«La disponibilità al dono di sé non può essere sfruttata o strumentalizzata per logiche che non siano quelle del Vangelo»

“Importante un chiarimento sulla nostra identità. Noi Apostole della Vita Interiore non siamo “suore” e non ci sentiamo tali, se con questo termine (effettivamente esposto ad ambiguità) intendiamo membri di una congregazione religiosa (con tutto un universo di riferimento, anche giuridico). Noi siamo donne consacrate, cioè dedicate a Dio e ai fratelli attraverso la professione dei consigli evangelici (castità, povertà, obbedienza). La nostra forma di vita, la nostra struttura di organizzazione sono però più semplici, in risposta alle esigenze di un carisma fondato sulla vita interiore, sull’evangelizzazione, sulla relazione personale. Siamo riconosciute dalla Diocesi di Roma come Associazione Privata di fedeli”.

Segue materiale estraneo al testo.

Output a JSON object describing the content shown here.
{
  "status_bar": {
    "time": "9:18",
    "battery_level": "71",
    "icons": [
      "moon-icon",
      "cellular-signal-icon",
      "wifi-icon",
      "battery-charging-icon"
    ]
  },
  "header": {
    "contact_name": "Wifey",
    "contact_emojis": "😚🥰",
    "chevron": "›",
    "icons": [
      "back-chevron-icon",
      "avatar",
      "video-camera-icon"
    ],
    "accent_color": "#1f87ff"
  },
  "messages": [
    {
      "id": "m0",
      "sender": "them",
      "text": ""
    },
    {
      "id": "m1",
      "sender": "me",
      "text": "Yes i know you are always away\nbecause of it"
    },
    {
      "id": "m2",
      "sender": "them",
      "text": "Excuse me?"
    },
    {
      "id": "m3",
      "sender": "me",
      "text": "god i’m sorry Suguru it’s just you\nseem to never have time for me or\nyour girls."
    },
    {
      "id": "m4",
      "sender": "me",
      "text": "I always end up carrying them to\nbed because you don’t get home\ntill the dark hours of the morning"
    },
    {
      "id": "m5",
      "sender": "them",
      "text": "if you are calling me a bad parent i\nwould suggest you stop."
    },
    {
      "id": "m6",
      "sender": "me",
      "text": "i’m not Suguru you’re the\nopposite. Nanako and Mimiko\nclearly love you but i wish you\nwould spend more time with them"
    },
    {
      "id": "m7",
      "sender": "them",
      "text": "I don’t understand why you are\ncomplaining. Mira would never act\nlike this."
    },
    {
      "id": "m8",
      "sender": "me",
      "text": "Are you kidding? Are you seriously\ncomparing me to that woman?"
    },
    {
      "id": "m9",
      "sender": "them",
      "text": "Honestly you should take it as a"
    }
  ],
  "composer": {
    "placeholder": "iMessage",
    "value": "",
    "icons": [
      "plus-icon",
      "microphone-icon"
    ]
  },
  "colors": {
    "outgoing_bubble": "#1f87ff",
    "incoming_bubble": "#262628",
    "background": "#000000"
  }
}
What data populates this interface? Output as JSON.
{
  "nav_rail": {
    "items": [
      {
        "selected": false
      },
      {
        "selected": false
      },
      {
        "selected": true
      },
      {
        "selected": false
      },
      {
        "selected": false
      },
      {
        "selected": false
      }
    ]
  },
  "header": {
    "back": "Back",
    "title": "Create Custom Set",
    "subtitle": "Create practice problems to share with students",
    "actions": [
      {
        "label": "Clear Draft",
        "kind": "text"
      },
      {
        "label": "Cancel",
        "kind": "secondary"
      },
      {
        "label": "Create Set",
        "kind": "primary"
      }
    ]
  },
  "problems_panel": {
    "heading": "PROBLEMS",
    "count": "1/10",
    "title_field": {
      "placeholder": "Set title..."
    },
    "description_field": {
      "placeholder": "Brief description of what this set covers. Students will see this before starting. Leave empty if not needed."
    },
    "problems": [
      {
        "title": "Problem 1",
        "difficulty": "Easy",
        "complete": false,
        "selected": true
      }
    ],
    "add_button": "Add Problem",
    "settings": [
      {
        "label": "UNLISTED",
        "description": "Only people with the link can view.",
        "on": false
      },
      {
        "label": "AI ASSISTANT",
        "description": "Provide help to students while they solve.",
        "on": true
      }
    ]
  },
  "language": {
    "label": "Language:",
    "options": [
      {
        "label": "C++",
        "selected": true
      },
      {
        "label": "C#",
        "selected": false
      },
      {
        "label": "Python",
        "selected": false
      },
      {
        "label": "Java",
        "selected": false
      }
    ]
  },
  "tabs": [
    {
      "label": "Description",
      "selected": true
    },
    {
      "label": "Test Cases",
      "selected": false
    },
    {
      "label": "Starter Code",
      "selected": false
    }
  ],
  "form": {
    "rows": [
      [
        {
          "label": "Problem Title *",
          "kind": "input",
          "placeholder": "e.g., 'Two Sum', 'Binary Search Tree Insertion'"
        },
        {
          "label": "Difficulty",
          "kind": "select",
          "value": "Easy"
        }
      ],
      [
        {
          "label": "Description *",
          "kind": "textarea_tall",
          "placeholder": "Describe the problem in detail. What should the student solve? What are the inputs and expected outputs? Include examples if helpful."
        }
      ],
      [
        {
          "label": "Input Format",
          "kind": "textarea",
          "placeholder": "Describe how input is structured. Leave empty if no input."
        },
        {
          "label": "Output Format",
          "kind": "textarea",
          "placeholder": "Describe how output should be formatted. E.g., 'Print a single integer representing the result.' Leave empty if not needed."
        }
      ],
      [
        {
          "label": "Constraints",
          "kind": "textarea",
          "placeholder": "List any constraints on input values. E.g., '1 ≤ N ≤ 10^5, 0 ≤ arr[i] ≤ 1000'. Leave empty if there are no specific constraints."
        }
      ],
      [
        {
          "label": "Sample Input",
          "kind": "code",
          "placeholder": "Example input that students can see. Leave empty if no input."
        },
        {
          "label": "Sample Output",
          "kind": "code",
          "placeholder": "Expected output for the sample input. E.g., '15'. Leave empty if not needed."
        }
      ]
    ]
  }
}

Esordisce così Sabina Nicolini per la nostra intervista. Odysseo l’ha conosciuta in occasione della presentazione del libro Il disertore. Lectio divina sul libro di Giona, che ha scritto a quattro mani con don Fabio Bartoli; due voci, una femminile e una maschile, due punti di vista complementari per spiegare il senso della chiamata del profeta Giona. Abbiamo subito pensato a lei per la nostra inchiesta sulla presenza femminile nella Chiesa, perché Dio l’ha inseguita, ancora giovanissima, fin nel ventre della balena, proprio come ha fatto con Giona.

Donne, chiesa, mondo”, l’inserto mensile dell’Osservatore romano, ha denunciato il maschilismo imperante nella Chiesa che vede le suore come presenze quasi invisibili, e sfruttate come domestiche a tempo pieno nelle abitazioni degli alti prelati, prive di un contratto o di convenzioni nel caso in cui lavorino presso scuole, ospedali o parrocchie. Tu che hai forse una posizione privilegiata perché sei un po’ dentro e un po’ fuori la Chiesa, condividi questa denuncia?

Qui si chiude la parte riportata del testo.